ギイはぼくにも聞き取れるようにゆっくりともう一度繰り返した。

「……お菓子くれなきゃ悪戯しちゃうぞ、って意味なんだよ。託生、オレにお菓子くれ……」
「……そんなこと急に言われても、お菓子なんてあるわけないじゃないか……」
「……そっか、託生お菓子くれないんだな……」
「……っ!」

嬉々とした表情でそう言ったギイにぼくはなんだか嫌な予感しかしない。

「……だったら……♡」

ギイの意味ありげな言葉にぼくはびくりと肩を震わせた。

「……や、ギイ……ほら、ぼくまだ課題が……」

焦りを滲ませて机の上のテキストを指差す。

「……大丈夫だって。

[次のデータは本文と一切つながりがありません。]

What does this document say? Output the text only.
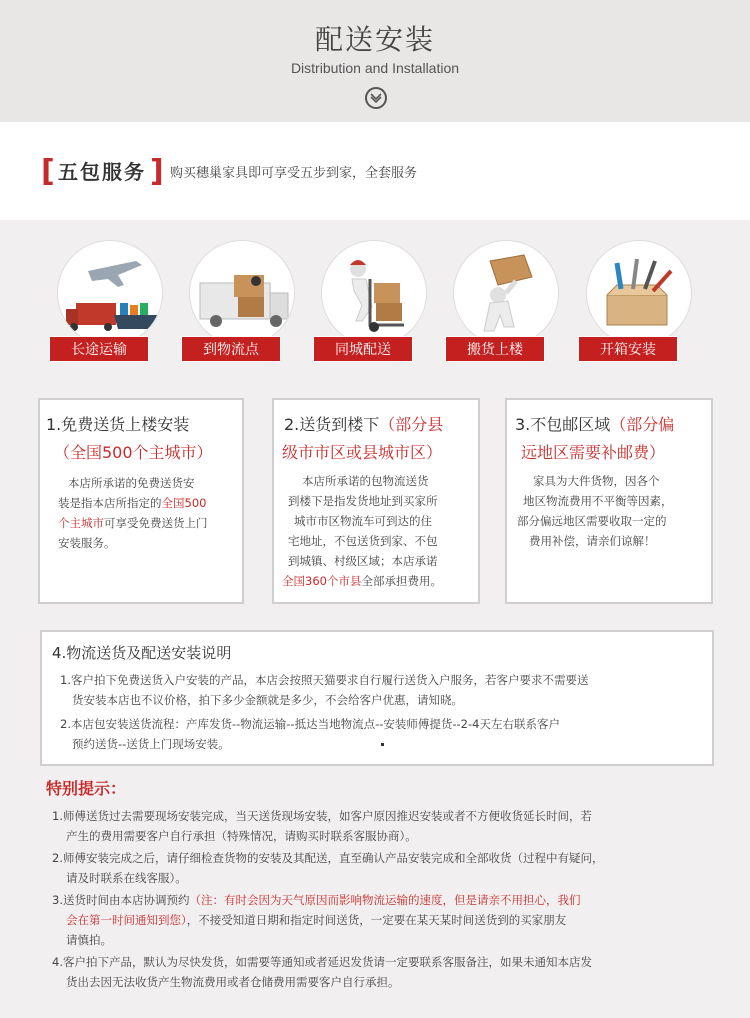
配送安装
Distribution and Installation
[ 五包服务 ] 购买穗巢家具即可享受五步到家，全套服务
长途运输	到物流点	同城配送	搬货上楼	开箱安装
1.免费送货上楼安装
（全国500个主城市）
本店所承诺的免费送货安
装是指本店所指定的全国500
个主城市可享受免费送货上门
安装服务。
2.送货到楼下（部分县
级市市区或县城市区）
本店所承诺的包物流送货
到楼下是指发货地址到买家所
城市市区物流车可到达的住
宅地址，不包送货到家、不包
到城镇、村级区域；本店承诺
全国360个市县全部承担费用。
3.不包邮区域（部分偏
远地区需要补邮费）
家具为大件货物，因各个
地区物流费用不平衡等因素，
部分偏远地区需要收取一定的
费用补偿，请亲们谅解！
4.物流送货及配送安装说明
1.客户拍下免费送货入户安装的产品，本店会按照天猫要求自行履行送货入户服务，若客户要求不需要送
货安装本店也不议价格，拍下多少金额就是多少，不会给客户优惠，请知晓。
2.本店包安装送货流程：产库发货--物流运输--抵达当地物流点--安装师傅提货--2-4天左右联系客户
预约送货--送货上门现场安装。
特别提示：
1.师傅送货过去需要现场安装完成，当天送货现场安装，如客户原因推迟安装或者不方便收货延长时间，若
产生的费用需要客户自行承担（特殊情况，请购买时联系客服协商）。
2.师傅安装完成之后，请仔细检查货物的安装及其配送，直至确认产品安装完成和全部收货（过程中有疑问，
请及时联系在线客服）。
3.送货时间由本店协调预约（注：有时会因为天气原因而影响物流运输的速度，但是请亲不用担心，我们
会在第一时间通知到您），不接受知道日期和指定时间送货，一定要在某天某时间送货到的买家朋友
请慎拍。
4.客户拍下产品，默认为尽快发货，如需要等通知或者延迟发货请一定要联系客服备注，如果未通知本店发
货出去因无法收货产生物流费用或者仓储费用需要客户自行承担。
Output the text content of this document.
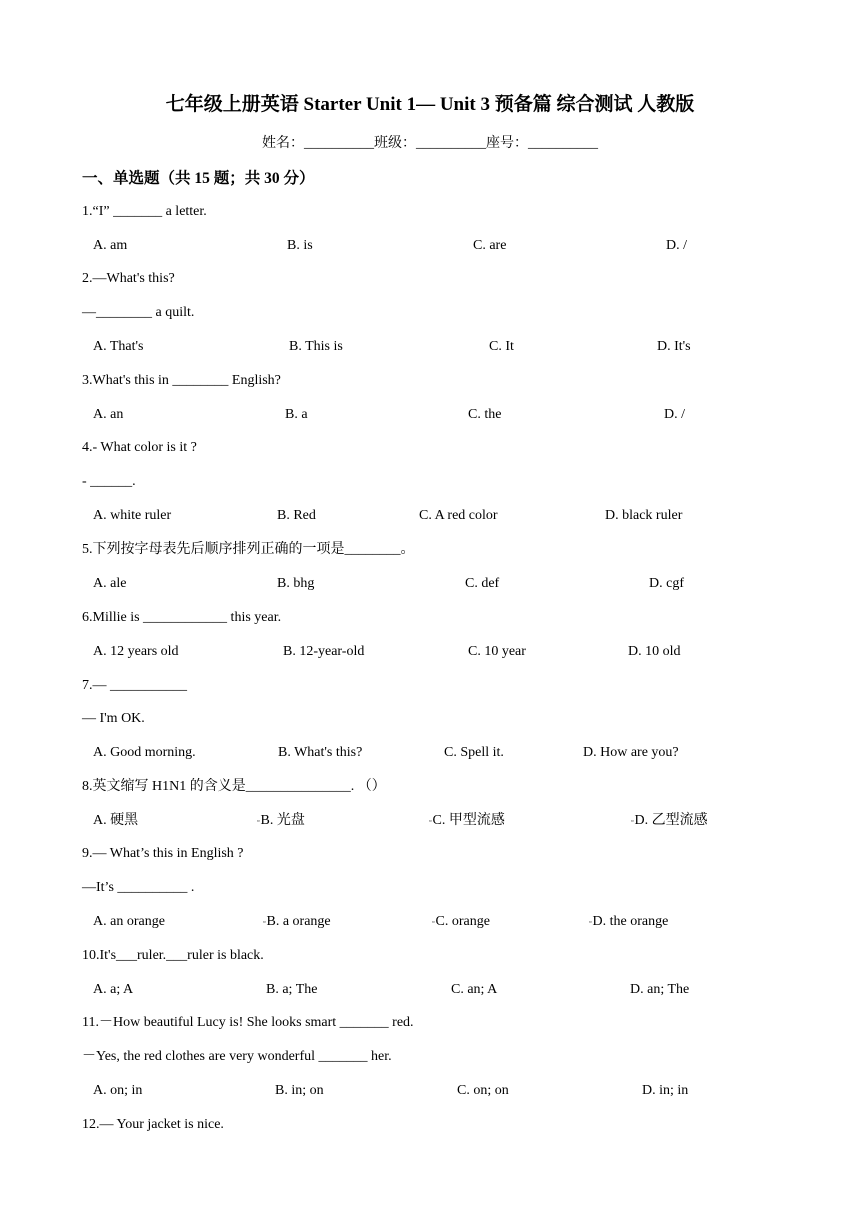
七年级上册英语 Starter Unit 1— Unit 3 预备篇 综合测试 人教版
姓名：__________班级：__________座号：__________
一、单选题（共 15 题；共 30 分）
1.“I” _______ a letter.
A. am	B. is	C. are	D. /
2.—What's this?
—________ a quilt.
A. That's	B. This is	C. It	D. It's
3.What's this in ________ English?
A. an	B. a	C. the	D. /
4.- What color is it ?
- ______.
A. white ruler	B. Red	C. A red color	D. black ruler
5.下列按字母表先后顺序排列正确的一项是________。
A. ale	B. bhg	C. def	D. cgf
6.Millie is ____________ this year.
A. 12 years old	B. 12-year-old	C. 10 year	D. 10 old
7.— ___________
— I'm OK.
A. Good morning.	B. What's this?	C. Spell it.	D. How are you?
8.英文缩写 H1N1 的含义是_______________. （）
A. 硬黑	▫B. 光盘	▫C. 甲型流感	▫D. 乙型流感
9.— What’s this in English ?
—It’s __________ .
A. an orange	▫B. a orange	▫C. orange	▫D. the orange
10.It's___ruler.___ruler is black.
A. a; A	B. a; The	C. an; A	D. an; The
11.－How beautiful Lucy is! She looks smart _______ red.
－Yes, the red clothes are very wonderful _______ her.
A. on; in	B. in; on	C. on; on	D. in; in
12.— Your jacket is nice.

オレがあとで懇切丁寧に教えてやるよ……」
「……いや、でも……」

顔をひきつらせつつ振り返るとにっこりとするギイと目があった。

ギイの端正な顔が近づいてくる。
反射的に目を閉じると、口唇をそっと塞がれた。
上唇、下唇と啄むようにキスされた。
徐々に口付けが深くなる。
舌が入り込んできて、口内を動き回る。

溢れ出した唾液をコクリと飲み込むと口唇を離された。

「……あ、ふ……っ」

こらえきれず吐息がこぼれ落ちる。

「……託生、おいで……」

ぼくはギイの声に逆らえず、腕を伸ばした。

結局、そのままギイのベッドで最初の言葉通り悪戯されて甘い夜を過ごすことになったのだった……。